Penulis
Intisari-Online.com - Pada 12 April lalu, pemerintah Sri Lanka mengumumkan gagal bayar utang senilai 51 miliar dollar AS (sekitar Rp 732 trilliun) yang dipinjam dari luar negeri.
Negara tersebut kemudian menyatakan bangkrut, di mana krisis yang menyebabkan warganya sengsara ini menjadi situasi terburuk yang pernah dialami Sri Lanka sejak kemerdekaannya pada 1948.
Sebelumnya, pada 3 April, kabinet Sri Lanka mengundurkan diri dalam pertemuan larut malam.
Sementara belum lama ini, pada 9 Mei 2022, Perdana Menteri Sri Lanka Mahinda Rajapaksa mengundurkan diri setelah terjadi demo besar terhadap pemerintahnya berminggu-minggu.
Perdana menteri baru, Ranil Wickremesinghe, pada Senin (16/5/2022), mengungkapkan bahwa Sri Lanka kehabisan stok bensin dan tidak memiliki dollar untuk mengimpor bahan bakar.
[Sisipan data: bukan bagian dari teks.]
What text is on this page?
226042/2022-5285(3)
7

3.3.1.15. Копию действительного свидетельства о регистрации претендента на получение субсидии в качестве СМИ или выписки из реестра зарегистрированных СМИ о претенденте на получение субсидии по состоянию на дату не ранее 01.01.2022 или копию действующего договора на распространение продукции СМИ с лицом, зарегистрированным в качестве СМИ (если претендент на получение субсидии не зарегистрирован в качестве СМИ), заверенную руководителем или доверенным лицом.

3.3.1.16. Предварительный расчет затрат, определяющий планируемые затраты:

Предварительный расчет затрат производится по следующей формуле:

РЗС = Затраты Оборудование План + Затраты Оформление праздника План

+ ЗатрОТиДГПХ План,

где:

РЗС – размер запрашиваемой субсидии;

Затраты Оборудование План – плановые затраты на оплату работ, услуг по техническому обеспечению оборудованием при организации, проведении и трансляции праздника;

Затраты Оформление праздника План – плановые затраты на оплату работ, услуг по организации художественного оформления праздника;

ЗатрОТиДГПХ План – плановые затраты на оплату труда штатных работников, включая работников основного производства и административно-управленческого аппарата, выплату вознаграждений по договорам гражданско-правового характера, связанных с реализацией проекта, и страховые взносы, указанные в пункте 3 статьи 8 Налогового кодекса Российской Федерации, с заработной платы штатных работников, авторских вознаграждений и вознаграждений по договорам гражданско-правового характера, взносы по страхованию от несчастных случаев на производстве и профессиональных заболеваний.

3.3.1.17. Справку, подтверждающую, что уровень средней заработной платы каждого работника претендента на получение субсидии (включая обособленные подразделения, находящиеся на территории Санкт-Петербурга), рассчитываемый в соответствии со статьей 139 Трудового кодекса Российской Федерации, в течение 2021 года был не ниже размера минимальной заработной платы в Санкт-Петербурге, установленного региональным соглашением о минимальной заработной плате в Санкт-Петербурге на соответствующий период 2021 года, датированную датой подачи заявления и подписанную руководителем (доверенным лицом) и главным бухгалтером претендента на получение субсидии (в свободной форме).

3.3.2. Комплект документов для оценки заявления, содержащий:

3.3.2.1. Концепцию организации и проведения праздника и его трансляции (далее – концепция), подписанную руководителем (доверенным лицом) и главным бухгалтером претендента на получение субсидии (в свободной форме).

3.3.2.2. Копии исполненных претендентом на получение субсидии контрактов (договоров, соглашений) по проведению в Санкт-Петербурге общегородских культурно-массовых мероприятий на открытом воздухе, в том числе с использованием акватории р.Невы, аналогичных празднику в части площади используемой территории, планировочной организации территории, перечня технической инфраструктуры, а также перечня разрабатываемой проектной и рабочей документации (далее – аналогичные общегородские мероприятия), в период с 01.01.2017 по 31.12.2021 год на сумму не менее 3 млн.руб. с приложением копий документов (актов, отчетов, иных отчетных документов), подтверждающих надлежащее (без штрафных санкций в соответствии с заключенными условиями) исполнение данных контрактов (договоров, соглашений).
Kondisi Sri Lanka semakin memprihatinkan dengan 22 juta penduduknya mengalami kesulitan mendapatkan makanan, bahan bakar, dan obat-obatan sambil menghadapi rekor inflasi serta pemadaman listrik yang berkepanjangan.
"Kami kehabisan bensin.... Saat ini, kami hanya memiliki stok bensin untuk satu hari," ujar Wickremesinghe seraya memperingatkan bahwa Sri Lanka bangkrut dapat menghadapi lebih banyak kesulitan dalam beberapa bulan mendatang.
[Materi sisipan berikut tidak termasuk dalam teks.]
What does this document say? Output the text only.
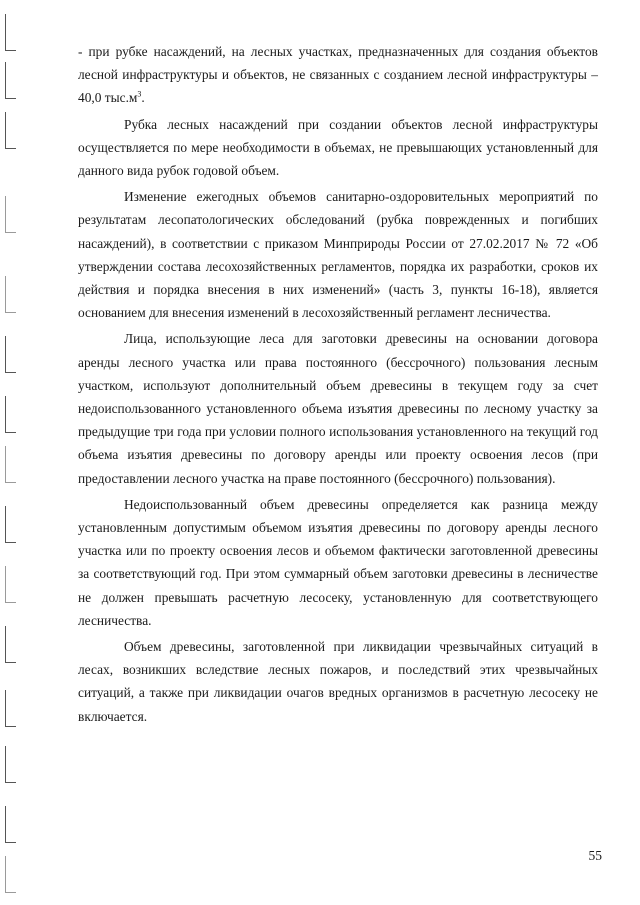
- при рубке насаждений, на лесных участках, предназначенных для создания объектов лесной инфраструктуры и объектов, не связанных с созданием лесной инфраструктуры – 40,0 $тыс.м^3$.

Рубка лесных насаждений при создании объектов лесной инфраструктуры осуществляется по мере необходимости в объемах, не превышающих установленный для данного вида рубок годовой объем.

Изменение ежегодных объемов санитарно-оздоровительных мероприятий по результатам лесопатологических обследований (рубка поврежденных и погибших насаждений), в соответствии с приказом Минприроды России от 27.02.2017 № 72 «Об утверждении состава лесохозяйственных регламентов, порядка их разработки, сроков их действия и порядка внесения в них изменений» (часть 3, пункты 16-18), является основанием для внесения изменений в лесохозяйственный регламент лесничества.

Лица, использующие леса для заготовки древесины на основании договора аренды лесного участка или права постоянного (бессрочного) пользования лесным участком, используют дополнительный объем древесины в текущем году за счет недоиспользованного установленного объема изъятия древесины по лесному участку за предыдущие три года при условии полного использования установленного на текущий год объема изъятия древесины по договору аренды или проекту освоения лесов (при предоставлении лесного участка на праве постоянного (бессрочного) пользования).

Недоиспользованный объем древесины определяется как разница между установленным допустимым объемом изъятия древесины по договору аренды лесного участка или по проекту освоения лесов и объемом фактически заготовленной древесины за соответствующий год. При этом суммарный объем заготовки древесины в лесничестве не должен превышать расчетную лесосеку, установленную для соответствующего лесничества.

Объем древесины, заготовленной при ликвидации чрезвычайных ситуаций в лесах, возникших вследствие лесных пожаров, и последствий этих чрезвычайных ситуаций, а также при ликвидации очагов вредных организмов в расчетную лесосеку не включается.

55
Dia menambahkan, pemerintah juga tidak memiliki dollar untuk membayar tiga pengiriman minyak.
Disebut bahwa sejumlah kapal masih menunggu di luar pelabuhan Colombo untuk pembayaran sebelum menurunkan muatan mereka.
Wickremesinghe mengungkapkan bahwa dalam beberapa bulan ke depan akan menjadi masa yang paling sulit bagi Sri Lanka.
"Saya tidak punya keinginan untuk menyembunyikan kebenaran dan berbohong kepada publik," katanya.
Tetapi, dia bersumpah bisa mengatasi krisis dan mendesak warga untuk bersabar sampai beberapa bulan ke depan.
Selain itu, ia juga mengungkapkan bahwa pemerintah pun kehabisan uang tunai untuk membayar gaji 1,4 juta pegawai negeri pada Mei, dan akan beralih ke pencetakan uang sebagai upaya terakhir.
"Tak seperti yang saya inginkan, saya terpaksa mengizinkan pencetakan uang untuk membayar pegawai negeri dan membayar barang dan jasa penting," katanya.
Sementara itu, dia memperingatkan bahwa tarif bahan bakar dan listrik akan dinaikkan secara substansial dan pemerintahnya juga akan menjual maskapai nasional yang merugi untuk mengurangi kerugian.
Untuk mengatasi krisis, Sri Lanka telah meminta dana talangan IMF dan salah satu tuntutan utama pemberi pinjaman internasional adalah Colombo melepaskan perusahaan negara yang merugi, termasuk Sri Lanka Airlines yang kerugiannya melebihi 1 miliar dollar AS (Rp 14,67 triliun).
Krisis Sri Lanka telah menyebabkan unjuk rasa yang meluas terhadap Presiden Gotabaya Rajapaksa dan keluarganya.
Sementara saudara laki-lakinya, Mahinda Rajapaksa mundur dari kursi perdana menteri, Gotabaya Rajapaksa masih bertahan di kursinya.
Setelah berminggu-minggu demonstrasi anti-pemerintah yang sangat damai, kekerasan pun pecah pada hari Senin (9/5/2022), ketika para pendukung Mahinda Rajapaksa berangkat dengan bus memasuki ibu kota dari pedesaan.
Untuk membubarkan masa, saat itu polisi menembakkan gas air mata dan meriam air.
Selain itu, juga mengumumkan jam malam segera di Kolombo. Tindakan ini kemudian diperluas, mencakup semua negara Asia Selatan yang berpenduduk 22 juta orang itu.
Sedikitnya sembilan orang tewas dan sekitar 200 terluka dalam kerusuhan tersebut.
BBC mewartakan pada Rabu (11/5/2022), Presiden Gotabaya Rajapaksa berjanji memulihkan ketertiban, dalam pidato nasional pertamanya sejak protes dimulai bulan lalu.
Mengabaikan seruan untuk mengundurkan diri, dia menawarkan untuk menyerahkan beberapa kekuasaan kepada parlemen.